How People Cheat on Paid Surveys Online and the Consequences of these Lies
There a few different ways a survey participant can cheat while giving their opinions for cash or prize incentives. There are also a few different reasons why, in the long run, this does not pay off and can actually be a big waste of time.
A VERY QUICK OVERVIEW ON SURVEY PROCEDURES
Usually if you opt-in to a paid survey site as someone who wishes to receive email invitations to get paid for your opinions by taking online surveys, your survey or survey site account that you originally sign up for registers you as part of the particular site’s survey-taking panel.

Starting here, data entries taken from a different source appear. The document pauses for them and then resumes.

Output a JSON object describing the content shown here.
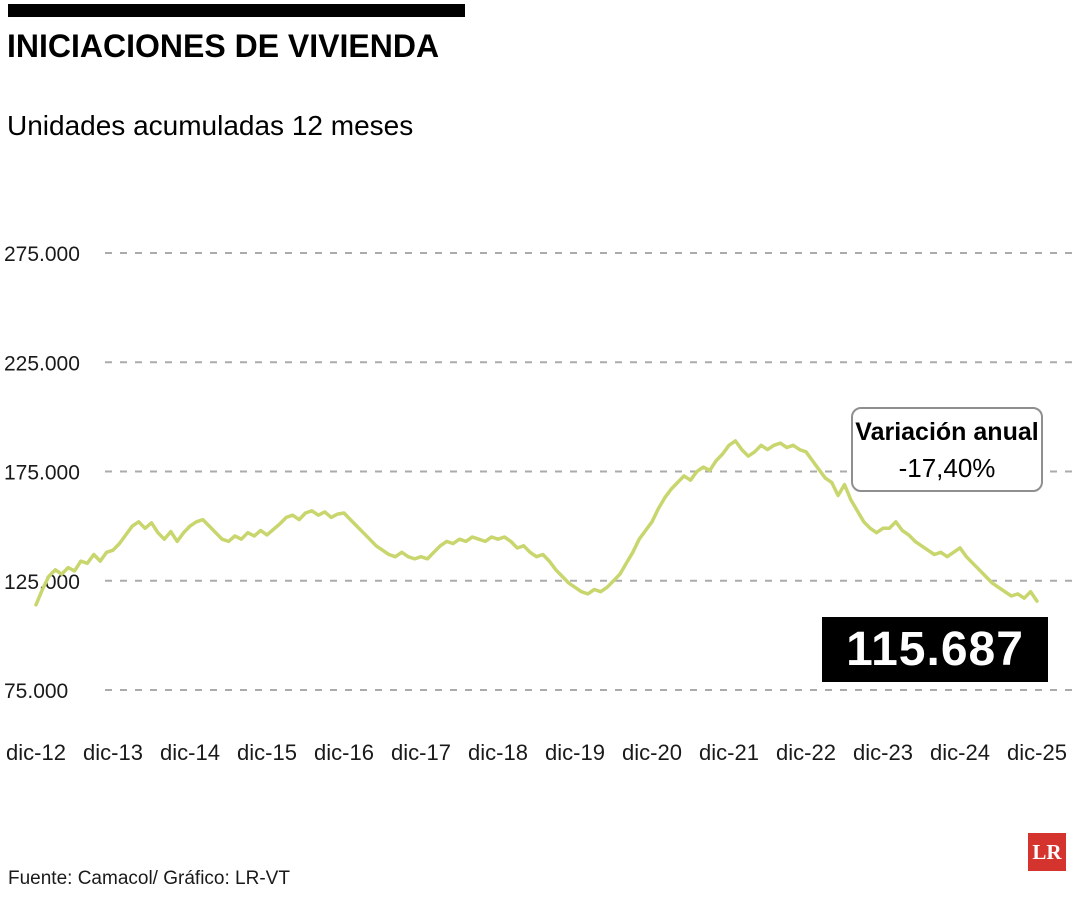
{
  "header": {
    "title": "INICIACIONES DE VIVIENDA",
    "subtitle": "Unidades acumuladas 12 meses"
  },
  "footer": {
    "source": "Fuente: Camacol/ Gráfico: LR-VT",
    "logo": "LR"
  },
  "chart_data": {
    "type": "line",
    "title": "INICIACIONES DE VIVIENDA",
    "subtitle": "Unidades acumuladas 12 meses",
    "frequency": "monthly",
    "x_start": "dic-12",
    "x_end": "dic-25",
    "xtick_labels": [
      "dic-12",
      "dic-13",
      "dic-14",
      "dic-15",
      "dic-16",
      "dic-17",
      "dic-18",
      "dic-19",
      "dic-20",
      "dic-21",
      "dic-22",
      "dic-23",
      "dic-24",
      "dic-25"
    ],
    "ylim": [
      75000,
      275000
    ],
    "yticks": [
      275000,
      225000,
      175000,
      125000,
      75000
    ],
    "ytick_labels": [
      "275.000",
      "225.000",
      "175.000",
      "125.000",
      "75.000"
    ],
    "grid": "dashed horizontal gridlines, no axis lines",
    "legend": "none",
    "line_color": "#c9d66e",
    "values": [
      114000,
      121000,
      127000,
      130000,
      128000,
      131000,
      129500,
      134000,
      133000,
      137000,
      134000,
      138000,
      139000,
      142000,
      146000,
      150000,
      152000,
      149000,
      151500,
      147000,
      144000,
      147500,
      143000,
      147000,
      150000,
      152000,
      153000,
      150000,
      147000,
      144000,
      143000,
      145500,
      144000,
      147000,
      145500,
      148000,
      146000,
      148500,
      151000,
      154000,
      155000,
      153000,
      156000,
      157000,
      155000,
      156500,
      154000,
      155500,
      156000,
      153000,
      150000,
      147000,
      144000,
      141000,
      139000,
      137000,
      136000,
      138000,
      136000,
      135000,
      136000,
      135000,
      138000,
      141000,
      143000,
      142000,
      144000,
      143000,
      145000,
      144000,
      143000,
      145000,
      144000,
      145000,
      143000,
      140000,
      141000,
      138000,
      136000,
      137000,
      134000,
      130000,
      127000,
      124000,
      122000,
      120000,
      119000,
      121000,
      120000,
      122000,
      125000,
      128000,
      133000,
      138000,
      144000,
      148000,
      152000,
      158000,
      163000,
      167000,
      170000,
      173000,
      171000,
      175000,
      177000,
      175500,
      180000,
      183000,
      187000,
      189000,
      185000,
      182000,
      184000,
      187000,
      185000,
      187000,
      188000,
      186000,
      187000,
      185000,
      184000,
      180000,
      176000,
      172000,
      170000,
      164000,
      169000,
      162000,
      157000,
      152000,
      149000,
      147000,
      149000,
      149000,
      152000,
      148000,
      146000,
      143000,
      141000,
      139000,
      137000,
      138000,
      136000,
      138000,
      140057,
      136000,
      133000,
      130000,
      127000,
      124000,
      122000,
      120000,
      118000,
      119000,
      117000,
      120000,
      115687
    ],
    "callout": {
      "title": "Variación anual",
      "value": "-17,40%"
    },
    "last_value": 115687,
    "last_value_label": "115.687",
    "yoy_change_pct": -17.4
  }
}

Almost all market research companies who maintain such a panel will ask you some brief questions upon registering regarding your demographics and personal interests. It is these answers, to what is known as a profile survey, that the market research company uses to determine whether or not you might be likely to qualify for each new survey they offer. If it looks like you are in fact eligible, they will send you an invitation to participate in your email inbox.
*It is definitely possible for one to lie about their information from the start, as in the very first time they register with the paid survey site’s participant panel.*
This is rather silly, though, because it is nearly impossible to anticipate what types of people each market research company is going to need opinions from in the future. (That is, unless of course you work for the survey company or their client, which gets into a whole new and much more unethical level of cheating.) If you lie at this point, you risk the potential of missing out on surveys that you would have gotten had you simply told the truth.

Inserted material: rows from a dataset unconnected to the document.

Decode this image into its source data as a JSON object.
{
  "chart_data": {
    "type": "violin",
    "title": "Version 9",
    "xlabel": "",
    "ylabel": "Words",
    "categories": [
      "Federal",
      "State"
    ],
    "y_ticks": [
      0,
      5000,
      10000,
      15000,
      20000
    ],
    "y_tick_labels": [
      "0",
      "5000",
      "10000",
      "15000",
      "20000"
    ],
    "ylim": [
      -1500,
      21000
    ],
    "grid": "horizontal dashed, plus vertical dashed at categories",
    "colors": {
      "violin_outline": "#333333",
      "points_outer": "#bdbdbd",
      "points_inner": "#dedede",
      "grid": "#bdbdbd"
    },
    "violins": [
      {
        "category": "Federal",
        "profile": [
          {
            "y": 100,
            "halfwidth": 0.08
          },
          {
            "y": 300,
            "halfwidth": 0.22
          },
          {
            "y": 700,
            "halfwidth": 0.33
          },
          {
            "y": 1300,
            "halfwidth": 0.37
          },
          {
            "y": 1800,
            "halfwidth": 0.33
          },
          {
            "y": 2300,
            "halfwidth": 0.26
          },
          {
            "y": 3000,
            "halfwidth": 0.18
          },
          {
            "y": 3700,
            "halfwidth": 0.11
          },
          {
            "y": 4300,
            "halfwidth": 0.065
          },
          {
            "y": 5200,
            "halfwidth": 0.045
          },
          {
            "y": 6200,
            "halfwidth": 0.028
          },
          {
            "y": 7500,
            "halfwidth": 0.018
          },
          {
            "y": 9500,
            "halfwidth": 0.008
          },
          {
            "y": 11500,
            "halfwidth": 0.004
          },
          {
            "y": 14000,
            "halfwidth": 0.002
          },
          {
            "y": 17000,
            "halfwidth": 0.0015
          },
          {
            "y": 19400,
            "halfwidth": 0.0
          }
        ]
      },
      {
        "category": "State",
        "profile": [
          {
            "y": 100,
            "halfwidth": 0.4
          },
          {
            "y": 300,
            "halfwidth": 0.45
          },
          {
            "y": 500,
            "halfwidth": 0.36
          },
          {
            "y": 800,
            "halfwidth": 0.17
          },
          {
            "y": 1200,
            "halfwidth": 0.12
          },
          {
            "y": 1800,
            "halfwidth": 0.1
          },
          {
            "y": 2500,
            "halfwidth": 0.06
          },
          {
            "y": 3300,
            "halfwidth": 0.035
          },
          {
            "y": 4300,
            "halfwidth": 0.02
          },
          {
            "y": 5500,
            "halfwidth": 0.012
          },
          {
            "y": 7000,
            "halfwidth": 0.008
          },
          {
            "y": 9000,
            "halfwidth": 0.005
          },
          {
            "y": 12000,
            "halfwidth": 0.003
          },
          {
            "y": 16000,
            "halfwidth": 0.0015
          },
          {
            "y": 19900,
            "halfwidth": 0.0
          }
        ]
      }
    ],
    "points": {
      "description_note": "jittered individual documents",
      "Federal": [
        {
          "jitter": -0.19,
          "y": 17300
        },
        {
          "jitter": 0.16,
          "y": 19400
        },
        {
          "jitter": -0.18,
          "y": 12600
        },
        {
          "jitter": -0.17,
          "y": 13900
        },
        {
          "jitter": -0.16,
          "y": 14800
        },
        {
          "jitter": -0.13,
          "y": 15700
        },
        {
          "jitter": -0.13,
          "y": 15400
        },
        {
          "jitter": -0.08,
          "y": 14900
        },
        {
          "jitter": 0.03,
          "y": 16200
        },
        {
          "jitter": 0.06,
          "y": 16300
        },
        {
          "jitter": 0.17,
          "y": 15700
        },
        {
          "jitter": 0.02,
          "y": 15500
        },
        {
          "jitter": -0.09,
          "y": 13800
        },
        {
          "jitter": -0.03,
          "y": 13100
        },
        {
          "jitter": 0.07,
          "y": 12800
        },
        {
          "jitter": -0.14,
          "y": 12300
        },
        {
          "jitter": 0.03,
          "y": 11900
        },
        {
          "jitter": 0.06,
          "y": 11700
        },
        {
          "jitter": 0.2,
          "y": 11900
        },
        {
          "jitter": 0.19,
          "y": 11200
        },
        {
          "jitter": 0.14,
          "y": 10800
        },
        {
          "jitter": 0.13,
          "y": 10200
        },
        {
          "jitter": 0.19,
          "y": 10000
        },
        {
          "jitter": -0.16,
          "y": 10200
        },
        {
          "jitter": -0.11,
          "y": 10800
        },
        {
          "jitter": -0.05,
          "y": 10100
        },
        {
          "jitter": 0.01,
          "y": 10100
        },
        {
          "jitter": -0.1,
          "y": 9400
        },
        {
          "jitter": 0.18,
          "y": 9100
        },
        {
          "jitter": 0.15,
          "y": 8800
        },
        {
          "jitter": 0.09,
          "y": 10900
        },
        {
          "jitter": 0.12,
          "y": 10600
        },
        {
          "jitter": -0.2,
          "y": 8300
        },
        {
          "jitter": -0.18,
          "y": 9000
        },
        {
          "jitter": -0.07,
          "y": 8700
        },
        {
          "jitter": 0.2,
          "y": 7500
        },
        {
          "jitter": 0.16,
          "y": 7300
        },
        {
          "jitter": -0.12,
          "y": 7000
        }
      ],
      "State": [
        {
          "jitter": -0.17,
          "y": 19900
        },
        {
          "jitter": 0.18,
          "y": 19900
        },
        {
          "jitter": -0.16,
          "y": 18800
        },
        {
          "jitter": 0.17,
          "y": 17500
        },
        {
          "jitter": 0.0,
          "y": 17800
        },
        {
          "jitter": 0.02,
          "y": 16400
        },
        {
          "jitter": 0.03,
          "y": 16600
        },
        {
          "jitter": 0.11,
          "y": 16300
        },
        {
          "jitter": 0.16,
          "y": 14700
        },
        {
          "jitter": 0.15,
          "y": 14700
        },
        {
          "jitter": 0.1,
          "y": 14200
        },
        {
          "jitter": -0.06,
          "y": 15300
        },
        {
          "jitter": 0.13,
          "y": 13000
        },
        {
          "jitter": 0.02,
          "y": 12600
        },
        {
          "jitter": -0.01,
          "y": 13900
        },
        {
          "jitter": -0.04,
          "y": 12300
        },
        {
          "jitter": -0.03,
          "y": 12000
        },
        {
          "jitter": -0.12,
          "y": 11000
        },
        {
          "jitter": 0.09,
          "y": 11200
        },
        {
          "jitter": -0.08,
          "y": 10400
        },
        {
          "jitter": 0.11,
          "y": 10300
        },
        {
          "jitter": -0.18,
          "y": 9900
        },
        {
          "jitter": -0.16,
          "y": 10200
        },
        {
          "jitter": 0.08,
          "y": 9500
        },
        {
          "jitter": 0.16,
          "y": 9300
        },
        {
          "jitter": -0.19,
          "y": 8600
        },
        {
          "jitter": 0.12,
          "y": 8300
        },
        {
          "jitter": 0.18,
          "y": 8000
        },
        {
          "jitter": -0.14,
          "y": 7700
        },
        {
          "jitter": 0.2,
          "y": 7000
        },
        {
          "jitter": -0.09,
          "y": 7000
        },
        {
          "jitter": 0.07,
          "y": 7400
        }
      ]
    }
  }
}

*Some people, though, might try to lie about their personal facts and opinions after they are a registered member of the survey panel and after they accept an invitation to take a paid online survey. How? Once again they lie about their profile answers - only this time they do so while in the midst of taking the paid survey.
As stated earlier, you are often invited to certain paid surveys according to your membership profile. Usually once you click the link to enter a paid survey which you’ve been invited to, the very first questions are strikingly similar to those profile questions you filled out at the onset of your membership - the ones that I stated were documented with your account.

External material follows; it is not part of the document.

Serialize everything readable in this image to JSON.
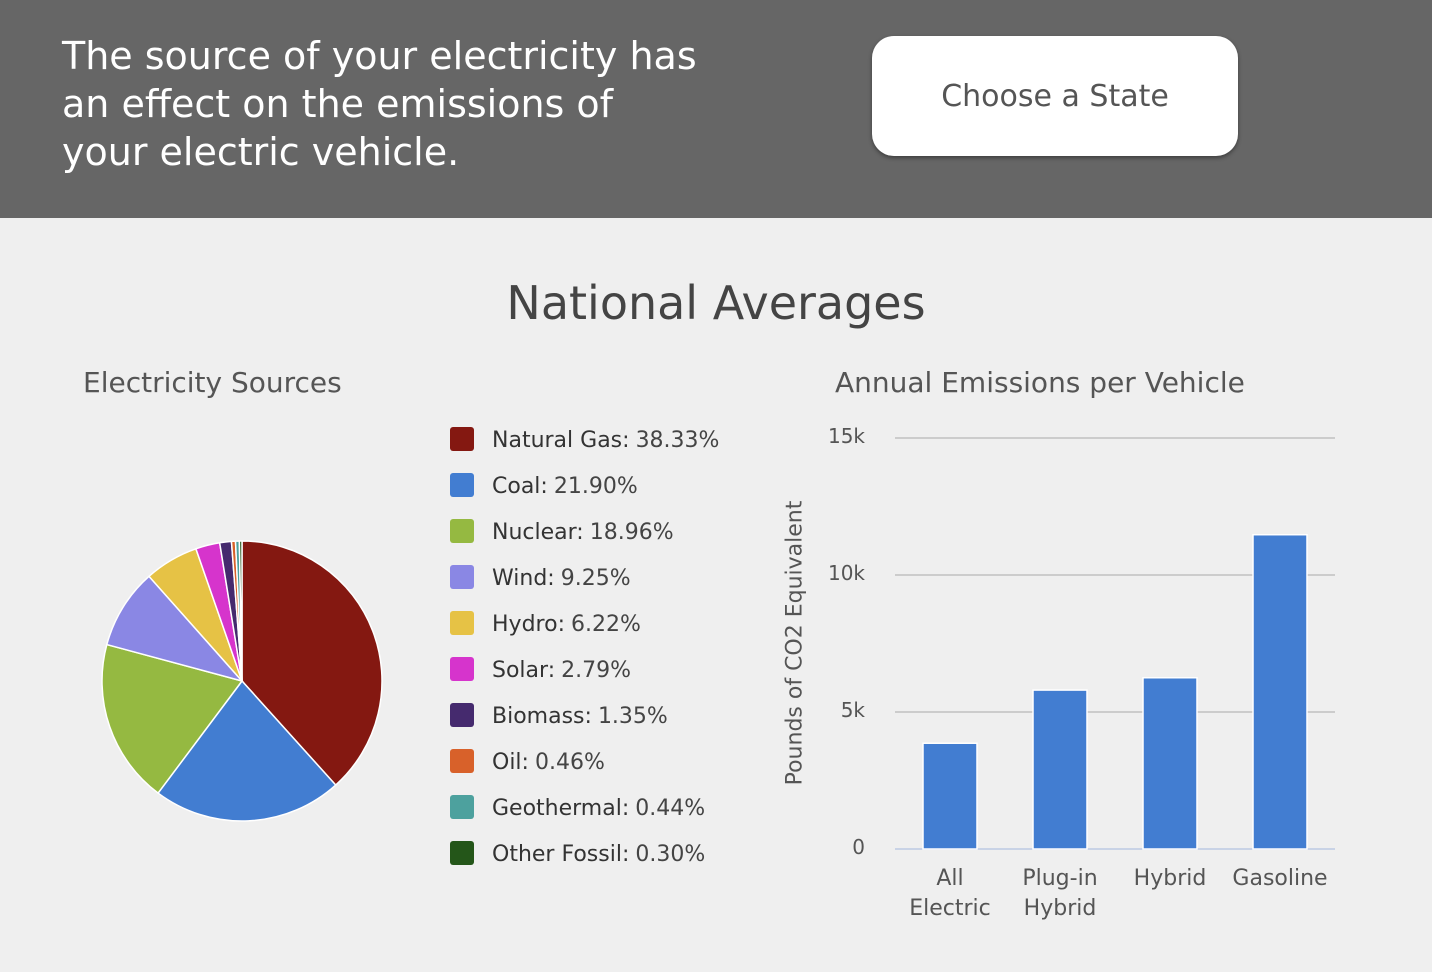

If one really wanted to, he or she could also lie at this point about the answers to the qualifying demographic profile questions.
But this, like the first example, though, is not really worth the effort and chance one takes at being caught and expelled from the participant panel forever. Review the explanation and reasons for cheating method number one that I’ve written about above. For the first reason, cheating in the beginning of the paid surveys is stupid and often more harmful than beneficial.
A second reason to refrain from lying at this point has to do with human nature and the imperfection of the average person’s memory. Unless you are taking frantic notes while participating in the survey, it is probably unlikely that you will remember every single answer you’ve provided after the next 5-10 minutes, depending on your brain’s capacity.
If you tell the truth in the opening survey qualifying questions, this will not pose a problem. When they ask the questions at the end once again just to: a) verify their data and b) catch cheaters before they give you undeserved credit, an honest person won’t have to rack their brain for the answers, for he or she will just know; they’ll just answer truthfully as they did earlier.
However, he or she who lies at any point during the survey and especially during the beginning profile section may have a harder time keeping up their ruse once they’ve been answering long, complicated questions for 10 minutes or so. Suddenly when the profile questions are asked again for the above mentioned reasons, our cheating survey participant will very often forget what was originally stated as fact.
And guess what happens when the survey host figures this very-easy-to-catch discrepancy out? Survey participant loses credit and has now wasted a lot of time and effort? Survey participant gets terminated from the particular paid survey panel? Use your imagination and common sense for other consequences, but these two are pretty much inevitable.